All Your Best Stuff Comes From This Place

I was an intense kid and I learned early on that it wasn't a 'cool' thing to be so I did my best to conceal it.

But everything stayed with me. I felt that I carried not only my own problems around with me but those of everyone else. The homeless man on the street. The elderly woman looking sad and confused in the grocery store. The family that lost everything in a house fire. I thought I was weird for obsessing over all these sad things all the time. But I needed to take my time with them and let the emotions flow through me. Same with joy.

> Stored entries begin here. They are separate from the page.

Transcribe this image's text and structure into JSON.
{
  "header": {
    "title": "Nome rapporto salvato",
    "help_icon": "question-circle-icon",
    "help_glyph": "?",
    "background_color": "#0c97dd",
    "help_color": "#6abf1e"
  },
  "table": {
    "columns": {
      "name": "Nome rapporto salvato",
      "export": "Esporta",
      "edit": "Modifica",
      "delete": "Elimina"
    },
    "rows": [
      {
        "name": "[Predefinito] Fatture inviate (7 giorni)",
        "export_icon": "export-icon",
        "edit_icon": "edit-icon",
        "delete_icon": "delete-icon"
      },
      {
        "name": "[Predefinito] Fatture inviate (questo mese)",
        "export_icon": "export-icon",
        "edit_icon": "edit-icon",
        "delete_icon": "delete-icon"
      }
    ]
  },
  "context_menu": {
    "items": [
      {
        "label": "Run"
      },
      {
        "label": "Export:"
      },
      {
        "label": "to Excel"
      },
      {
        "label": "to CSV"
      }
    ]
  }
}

Just as I had a deep capacity to explore sadness and pain, I felt intense joy at what others considered to be small things.

Read On!>>>

I realized that I looked at life differently than other people. No matter where I was -- school, church, with friends and family -- there were always things I kept to myself to fit in and go with the flow. There were times when I wanted to take a stand and tell everyone to love each other and stop fighting. But I was insecure, so I never did. I stayed quiet and often conflicted about what to do with all this empathy.

Have you ever thought that maybe you are too sensitive and being this way is more of a curse than a blessing?

I have often wished to be more aloof and not feel so much. But I know now that my sensitivity is the core of who I am and all the best stuff I bring to this world comes from that place.

As a writer, I'm sensitive to meaning and tone, and it soothes me to channel my emotions into words. When I write about the things that hurt me, scare me, intimidate me, somehow magically they lose their power -- allowing me to see clearly again.

Whatever creative outlet you have, being sensitive enhances your work and allows you to connect with people on a deeper level.

But to utilize these gifts, you have to accept them and explore them. You can't leverage your emotions if you are afraid of them.

Don't wait for the world to validate who you are, how you feel and the gifts you have to offer.

Be gentle with yourself. Trust that your Maker made no mistakes.

There are challenges though.

Taking in too much stimulation can lead to overwhelm and anxiety. Doing what other people do with ease, can be difficult. For example, watching a horror movie can put images in our minds that we can't get out. Being forced to make a quick decision or go somewhere we don't want to go can be traumatic. Simply being in an argument or exposed to anger and conflict can be deeply disturbing.

So guess what? You're going to feel out of alignment with the rest of the world sometimes. There will be lots of people who look at you funny or roll their eyes when you set boundaries or dare to speak up for a more sensitive/idealistic point of view. But there will also be people who are awakened by your sincerity and expression. There will be people that are set free by your example.

Don't let being different scare you -- let it fuel you. Nurture your gifts and use them to add some much needed kindness and perspective to the world.

Put all of the criticism you've received for being sensitive out of your mind and consider the following:

Think of a time when someone went beyond the surface to be particularly kind or generous with you. How did their quiet powers impact you?

What do people ask you for help with? How does your sensitivity help you when working, writing, speaking or creating?

Make a list of all the positive aspects of being sensitive and how you can confidently use this gift to bring more love + creativity to the world.